On Tuesday, amid a solemn gathering of Sudanese in the United States, the funeral ceremony of the late artist Mohammed Al-Amin took place. The funeral prayer was performed at the Migration Mosque before his body was laid to rest in the Stanford cemetery. Mourners chanted slogans and takbirs. Wad Al-Amin was buried in America after his homeland became too constricted for him. The war deprived millions of the opportunity to follow his funeral in the streets of Khartoum and welcome him at Khartoum Airport, parallel to the Officers Club stage where Abu Al-Amin embellished Sudanese nights with his concerts. Mohammed Al-Amin died without giving his admirers the chance to bid him farewell properly, as happened to other artists, especially since the value of people and their creativity in Sudan becomes apparent on the day of their departure, locally known as "Farewell So-and-so Day."

In war, the available spaces for conducting war never shrink. In war, even cemeteries shrink. Not because of bodies piling up due to death but because Sudans cemeteries have become difficult to access due to the war. Due to the war, many were forced to bury their dead inside or in front of their homes. The road to the cemeteries is no longer open as it was in previous times, which also applies to the feet that accompany those they love.

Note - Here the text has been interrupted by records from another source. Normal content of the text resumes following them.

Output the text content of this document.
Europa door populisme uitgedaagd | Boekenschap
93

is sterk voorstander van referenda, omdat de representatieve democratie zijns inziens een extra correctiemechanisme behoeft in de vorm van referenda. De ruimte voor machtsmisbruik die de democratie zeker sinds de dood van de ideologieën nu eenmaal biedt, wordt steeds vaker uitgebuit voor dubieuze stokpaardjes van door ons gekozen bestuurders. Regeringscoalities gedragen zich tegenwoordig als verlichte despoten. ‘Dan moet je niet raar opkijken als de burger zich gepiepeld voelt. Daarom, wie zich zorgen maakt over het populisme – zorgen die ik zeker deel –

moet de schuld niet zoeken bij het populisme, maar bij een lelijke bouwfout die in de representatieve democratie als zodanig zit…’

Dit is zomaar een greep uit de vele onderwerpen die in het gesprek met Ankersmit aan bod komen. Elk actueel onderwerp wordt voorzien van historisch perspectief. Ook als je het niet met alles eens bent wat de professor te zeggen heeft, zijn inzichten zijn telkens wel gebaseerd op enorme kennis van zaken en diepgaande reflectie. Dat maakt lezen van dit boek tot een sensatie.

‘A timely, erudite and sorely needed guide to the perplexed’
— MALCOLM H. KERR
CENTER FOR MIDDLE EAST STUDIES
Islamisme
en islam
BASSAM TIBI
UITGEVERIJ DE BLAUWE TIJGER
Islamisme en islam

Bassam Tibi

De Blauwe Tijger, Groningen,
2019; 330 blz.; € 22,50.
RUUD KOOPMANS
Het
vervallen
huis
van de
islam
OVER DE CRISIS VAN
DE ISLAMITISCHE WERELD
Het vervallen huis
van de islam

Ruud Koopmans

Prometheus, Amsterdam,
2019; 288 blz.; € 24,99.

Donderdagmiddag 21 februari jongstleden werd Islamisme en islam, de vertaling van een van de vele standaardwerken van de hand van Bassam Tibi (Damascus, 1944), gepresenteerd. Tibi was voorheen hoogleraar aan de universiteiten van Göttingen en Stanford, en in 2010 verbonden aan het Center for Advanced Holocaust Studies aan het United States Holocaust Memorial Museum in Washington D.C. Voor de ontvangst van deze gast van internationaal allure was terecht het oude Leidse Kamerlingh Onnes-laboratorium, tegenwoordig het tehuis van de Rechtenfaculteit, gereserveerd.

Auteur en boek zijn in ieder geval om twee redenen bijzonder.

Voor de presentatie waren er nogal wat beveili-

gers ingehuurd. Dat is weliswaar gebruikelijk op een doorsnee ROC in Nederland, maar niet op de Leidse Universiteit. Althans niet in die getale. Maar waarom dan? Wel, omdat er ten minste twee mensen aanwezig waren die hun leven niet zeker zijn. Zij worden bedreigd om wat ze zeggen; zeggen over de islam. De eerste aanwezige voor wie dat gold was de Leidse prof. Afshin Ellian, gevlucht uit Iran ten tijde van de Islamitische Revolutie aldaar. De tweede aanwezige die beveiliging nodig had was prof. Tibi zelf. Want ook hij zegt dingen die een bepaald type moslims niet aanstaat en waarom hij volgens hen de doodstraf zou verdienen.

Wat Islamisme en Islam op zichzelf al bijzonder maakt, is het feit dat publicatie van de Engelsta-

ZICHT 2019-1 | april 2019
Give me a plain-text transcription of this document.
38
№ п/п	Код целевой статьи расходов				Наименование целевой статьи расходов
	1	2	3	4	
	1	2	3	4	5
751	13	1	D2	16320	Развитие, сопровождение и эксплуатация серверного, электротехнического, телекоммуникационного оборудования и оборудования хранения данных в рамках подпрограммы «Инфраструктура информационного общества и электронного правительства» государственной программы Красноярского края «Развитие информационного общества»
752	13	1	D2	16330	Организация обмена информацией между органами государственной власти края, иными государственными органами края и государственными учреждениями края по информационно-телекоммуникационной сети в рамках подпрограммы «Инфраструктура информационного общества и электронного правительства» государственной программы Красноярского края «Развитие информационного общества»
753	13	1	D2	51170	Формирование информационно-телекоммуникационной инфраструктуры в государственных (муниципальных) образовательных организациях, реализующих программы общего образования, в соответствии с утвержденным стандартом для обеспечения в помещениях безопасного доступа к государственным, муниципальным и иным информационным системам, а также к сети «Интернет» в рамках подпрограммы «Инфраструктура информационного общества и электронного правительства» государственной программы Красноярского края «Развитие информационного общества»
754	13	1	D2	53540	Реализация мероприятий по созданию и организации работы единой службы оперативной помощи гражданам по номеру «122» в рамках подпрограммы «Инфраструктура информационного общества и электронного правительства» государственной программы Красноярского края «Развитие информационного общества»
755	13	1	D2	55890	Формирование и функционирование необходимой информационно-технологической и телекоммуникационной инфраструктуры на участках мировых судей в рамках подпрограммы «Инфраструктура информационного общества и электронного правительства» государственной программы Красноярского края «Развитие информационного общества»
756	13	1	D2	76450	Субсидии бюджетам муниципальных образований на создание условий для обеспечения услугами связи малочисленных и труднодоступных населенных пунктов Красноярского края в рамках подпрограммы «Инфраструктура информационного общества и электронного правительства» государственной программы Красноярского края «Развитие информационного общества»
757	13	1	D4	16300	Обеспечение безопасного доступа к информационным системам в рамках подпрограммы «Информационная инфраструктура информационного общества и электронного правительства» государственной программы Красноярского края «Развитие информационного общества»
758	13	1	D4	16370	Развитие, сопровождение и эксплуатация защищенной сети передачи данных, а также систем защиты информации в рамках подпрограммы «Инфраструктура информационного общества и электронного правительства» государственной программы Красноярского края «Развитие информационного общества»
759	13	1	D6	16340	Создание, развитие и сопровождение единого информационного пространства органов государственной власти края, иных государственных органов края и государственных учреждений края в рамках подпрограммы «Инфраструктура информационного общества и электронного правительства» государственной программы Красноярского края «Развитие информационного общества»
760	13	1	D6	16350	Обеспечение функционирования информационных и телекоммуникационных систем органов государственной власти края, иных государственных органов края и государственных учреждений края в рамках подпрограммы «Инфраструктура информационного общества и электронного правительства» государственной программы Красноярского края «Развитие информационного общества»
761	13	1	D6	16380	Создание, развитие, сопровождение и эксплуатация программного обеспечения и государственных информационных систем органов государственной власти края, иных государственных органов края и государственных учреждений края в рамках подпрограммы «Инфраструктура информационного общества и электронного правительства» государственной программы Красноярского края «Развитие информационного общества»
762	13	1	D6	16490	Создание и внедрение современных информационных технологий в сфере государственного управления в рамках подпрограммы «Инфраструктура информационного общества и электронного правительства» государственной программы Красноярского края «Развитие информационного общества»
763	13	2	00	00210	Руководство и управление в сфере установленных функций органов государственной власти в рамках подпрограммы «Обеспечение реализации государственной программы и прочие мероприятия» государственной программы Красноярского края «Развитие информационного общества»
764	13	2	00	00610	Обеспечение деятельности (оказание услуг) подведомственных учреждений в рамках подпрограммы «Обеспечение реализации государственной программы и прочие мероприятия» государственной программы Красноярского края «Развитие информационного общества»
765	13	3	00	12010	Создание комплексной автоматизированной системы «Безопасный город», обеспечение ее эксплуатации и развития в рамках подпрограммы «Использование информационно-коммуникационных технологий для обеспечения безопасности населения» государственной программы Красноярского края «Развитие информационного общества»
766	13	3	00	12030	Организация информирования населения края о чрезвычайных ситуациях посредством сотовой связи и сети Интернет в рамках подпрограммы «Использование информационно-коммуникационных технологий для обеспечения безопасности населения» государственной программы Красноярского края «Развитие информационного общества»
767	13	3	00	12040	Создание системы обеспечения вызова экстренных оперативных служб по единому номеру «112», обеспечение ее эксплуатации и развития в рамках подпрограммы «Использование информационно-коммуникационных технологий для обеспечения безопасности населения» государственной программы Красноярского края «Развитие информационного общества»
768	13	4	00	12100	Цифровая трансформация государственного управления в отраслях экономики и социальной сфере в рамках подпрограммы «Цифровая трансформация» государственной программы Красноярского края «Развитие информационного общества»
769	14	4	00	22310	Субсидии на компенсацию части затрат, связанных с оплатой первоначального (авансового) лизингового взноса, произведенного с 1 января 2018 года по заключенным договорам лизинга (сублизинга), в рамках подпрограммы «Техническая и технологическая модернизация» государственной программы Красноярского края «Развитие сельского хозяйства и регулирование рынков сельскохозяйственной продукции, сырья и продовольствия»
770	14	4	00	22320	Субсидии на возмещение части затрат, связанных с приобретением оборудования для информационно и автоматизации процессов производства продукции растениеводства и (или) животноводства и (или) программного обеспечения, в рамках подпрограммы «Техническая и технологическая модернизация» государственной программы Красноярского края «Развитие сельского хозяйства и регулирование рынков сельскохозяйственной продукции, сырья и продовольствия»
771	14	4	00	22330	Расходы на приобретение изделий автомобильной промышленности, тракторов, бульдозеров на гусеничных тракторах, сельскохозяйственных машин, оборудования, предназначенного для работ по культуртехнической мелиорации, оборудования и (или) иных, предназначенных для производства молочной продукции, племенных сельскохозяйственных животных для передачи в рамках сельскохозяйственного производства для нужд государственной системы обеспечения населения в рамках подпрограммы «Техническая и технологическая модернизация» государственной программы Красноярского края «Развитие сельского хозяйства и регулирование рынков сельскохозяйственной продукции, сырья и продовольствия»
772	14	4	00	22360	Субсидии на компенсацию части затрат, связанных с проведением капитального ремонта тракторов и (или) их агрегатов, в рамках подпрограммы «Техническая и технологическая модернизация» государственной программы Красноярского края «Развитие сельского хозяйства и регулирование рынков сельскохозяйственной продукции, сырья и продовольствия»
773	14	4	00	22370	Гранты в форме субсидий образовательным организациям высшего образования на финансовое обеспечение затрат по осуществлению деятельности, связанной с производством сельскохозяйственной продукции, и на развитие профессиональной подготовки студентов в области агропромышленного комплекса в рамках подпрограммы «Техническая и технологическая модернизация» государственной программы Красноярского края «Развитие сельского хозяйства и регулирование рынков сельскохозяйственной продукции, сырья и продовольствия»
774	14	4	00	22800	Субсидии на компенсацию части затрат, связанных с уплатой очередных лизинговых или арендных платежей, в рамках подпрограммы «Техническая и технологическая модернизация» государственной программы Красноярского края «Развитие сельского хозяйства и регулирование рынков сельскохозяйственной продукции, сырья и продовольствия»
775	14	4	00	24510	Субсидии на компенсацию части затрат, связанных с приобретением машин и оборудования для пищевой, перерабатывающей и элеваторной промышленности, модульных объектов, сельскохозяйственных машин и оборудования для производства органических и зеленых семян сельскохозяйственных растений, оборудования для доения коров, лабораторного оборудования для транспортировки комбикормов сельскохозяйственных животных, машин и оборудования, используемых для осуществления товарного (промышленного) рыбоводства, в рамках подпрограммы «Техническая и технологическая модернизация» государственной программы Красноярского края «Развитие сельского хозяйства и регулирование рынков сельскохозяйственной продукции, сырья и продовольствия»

The vast Sudan accommodated Wad Al-Amin in his lifetime, with hardly a city that did not echo his voice. His voice barely left a place selling drinks in Nyala market, west Sudan, until it settled in another place selling food in Kassala, the far east. Wad Al-Amins songs could be heard in public transportation. Café owners sold people juices and sandwiches with Wad Al-Amins song "Zaad Al-Shujun."

Despite this vastness, the same country that Wad Al-Amin loved for and revolutionized felt too confined to provide him with a small place to sleep. It is as if he affirms a line from the late poet Mohammed Hassan Salem Hameeds elegy for another Sudanese artist, Mustafa Saeed Ahmed, who passed away in Doha: "My days are preoccupied with him, and yet he remains a homeland, even though the West gave you death and abundance shrouded you in a shroud."

Before the death of artist Mohammed Al-Amin, the journalist, poet, socialist, and member of the Central Committee of the Communist Party, Kamal Al-Jazouli, also passed away in Cairo, where he was buried without finding a spot in Omdurman. This confirms a fundamental hypothesis that war opens the doors to death and closes the paths to graves.

Wad Al-Amin left in America, at a time when his spirit "craved" Wad Madani, Khartoum, and its streets, longing to rest among the hands that always waved to him in gratitude while he was on stage, or those that waved to him with love as he walked the roads. He is buried in America, dreaming of sleeping anywhere in his country after people follow him there. He is aware that Philadelphia and its graves are not like the Farouk graves in Khartoum, where his creative companion in the epic, artist Mohammed Wardi, rests.

The war will end, and after that, Wad Al-Amins remains can be moved to his homeland. The lingering question is, will his admirers find the same homeland he sang about? They, who, at the hour of his departure, sang that Khartoum lost its security, and with Wad Al-Amins death, it lost its joy.